To solve the problem of finding the volumes of the given shapes, we will use the formulas for the volume of a rectangular prism and a cube. Let's go through each part step by step.
Part 1: Rectangular Prisms
#### 1. First Rectangular Prism
- Dimensions: \(2 \frac{2}{3} \text{ in.}\), \(3 \frac{1}{2} \text{ in.}\), \(6 \text{ in.}\)
First, convert the mixed numbers to improper fractions:
- \(2 \frac{2}{3} = \frac{8}{3}\)
- \(3 \frac{1}{2} = \frac{7}{2}\)
The volume \(V\) of a rectangular prism is given by:
\[ V = \text{length} \times \text{width} \times \text{height} \]
Substitute the values:
\[ V = \frac{8}{3} \times \frac{7}{2} \times 6 \]
First, simplify the multiplication:
\[ V = \frac{8 \times 7 \times 6}{3 \times 2} = \frac{336}{6} = 56 \]
So, the volume is:
\[ \boxed{56} \text{ cubic inches} \]
#### 2. Second Rectangular Prism
- Dimensions: \(\frac{3}{4} \text{ in.}\), \(\frac{1}{3} \text{ in.}\), \(1 \frac{1}{5} \text{ in.}\)
Convert the mixed number to an improper fraction:
- \(1 \frac{1}{5} = \frac{6}{5}\)
The volume \(V\) is:
\[ V = \frac{3}{4} \times \frac{1}{3} \times \frac{6}{5} \]

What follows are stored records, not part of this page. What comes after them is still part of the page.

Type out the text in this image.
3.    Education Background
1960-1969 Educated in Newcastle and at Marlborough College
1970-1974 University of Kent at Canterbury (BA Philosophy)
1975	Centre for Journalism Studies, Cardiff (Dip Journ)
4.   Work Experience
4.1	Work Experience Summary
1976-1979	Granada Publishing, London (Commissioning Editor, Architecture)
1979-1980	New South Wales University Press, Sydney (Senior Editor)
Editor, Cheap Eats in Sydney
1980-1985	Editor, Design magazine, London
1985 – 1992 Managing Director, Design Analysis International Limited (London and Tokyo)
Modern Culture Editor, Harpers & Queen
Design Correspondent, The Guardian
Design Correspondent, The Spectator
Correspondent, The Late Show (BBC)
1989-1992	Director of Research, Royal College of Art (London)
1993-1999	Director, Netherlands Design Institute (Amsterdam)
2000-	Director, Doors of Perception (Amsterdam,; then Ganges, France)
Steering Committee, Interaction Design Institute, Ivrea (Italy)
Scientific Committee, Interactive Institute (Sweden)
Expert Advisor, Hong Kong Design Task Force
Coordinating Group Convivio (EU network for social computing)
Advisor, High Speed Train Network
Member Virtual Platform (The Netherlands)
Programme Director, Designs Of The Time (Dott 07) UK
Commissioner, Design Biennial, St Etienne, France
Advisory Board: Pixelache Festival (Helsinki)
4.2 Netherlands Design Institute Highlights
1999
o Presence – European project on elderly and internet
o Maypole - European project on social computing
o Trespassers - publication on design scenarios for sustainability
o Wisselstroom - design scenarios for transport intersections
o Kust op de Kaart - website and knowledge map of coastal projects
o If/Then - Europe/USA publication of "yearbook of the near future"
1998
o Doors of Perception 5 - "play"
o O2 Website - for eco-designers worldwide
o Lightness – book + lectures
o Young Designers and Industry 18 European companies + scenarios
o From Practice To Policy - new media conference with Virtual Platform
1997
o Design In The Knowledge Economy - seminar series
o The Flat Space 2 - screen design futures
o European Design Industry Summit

Simplify the multiplication:
\[ V = \frac{3 \times 1 \times 6}{4 \times 3 \times 5} = \frac{18}{60} = \frac{3}{10} \]
So, the volume is:
\[ \boxed{\frac{3}{10}} \text{ cubic inches} \]
#### 3. Third Rectangular Prism
- Dimensions: \(\frac{1}{2} \text{ in.}\), \(\frac{1}{2} \text{ in.}\), \(2 \frac{3}{4} \text{ in.}\)
Convert the mixed number to an improper fraction:
- \(2 \frac{3}{4} = \frac{11}{4}\)
The volume \(V\) is:
\[ V = \frac{1}{2} \times \frac{1}{2} \times \frac{11}{4} \]
Simplify the multiplication:
\[ V = \frac{1 \times 1 \times 11}{2 \times 2 \times 4} = \frac{11}{16} \]
So, the volume is:
\[ \boxed{\frac{11}{16}} \text{ cubic inches} \]
Part 2: Cubes
#### 1. Cube with Edge Length \(\frac{1}{6}\)
The volume \(V\) of a cube is given by:
\[ V = \text{edge length}^3 \]
Substitute the edge length:
\[ V = \left(\frac{1}{6}\right)^3 = \frac{1}{6} \times \frac{1}{6} \times \frac{1}{6} = \frac{1}{216} \]
So, the volume is:
\[ \boxed{\frac{1}{216}} \text{ cubic units} \]
#### 2. Cube with Edge Length \(\frac{2}{3}\)
Substitute the edge length:
\[ V = \left(\frac{2}{3}\right)^3 = \frac{2}{3} \times \frac{2}{3} \times \frac{2}{3} = \frac{8}{27} \]
So, the volume is:
\[ \boxed{\frac{8}{27}} \text{ cubic units} \]
#### 3. Cube with Edge Length \(\frac{3}{4}\)
Substitute the edge length:
\[ V = \left(\frac{3}{4}\right)^3 = \frac{3}{4} \times \frac{3}{4} \times \frac{3}{4} = \frac{27}{64} \]
So, the volume is:
\[ \boxed{\frac{27}{64}} \text{ cubic units} \]
Final Answers
1. \( \boxed{56} \)
2. \( \boxed{\frac{3}{10}} \)
3. \( \boxed{\frac{11}{16}} \)
4. \( \boxed{\frac{1}{216}} \)
5. \( \boxed{\frac{8}{27}} \)
6. \( \boxed{\frac{27}{64}} \)
Parent Tip: Review the logic above to help your child master the concept of volume rectangular prisms worksheet.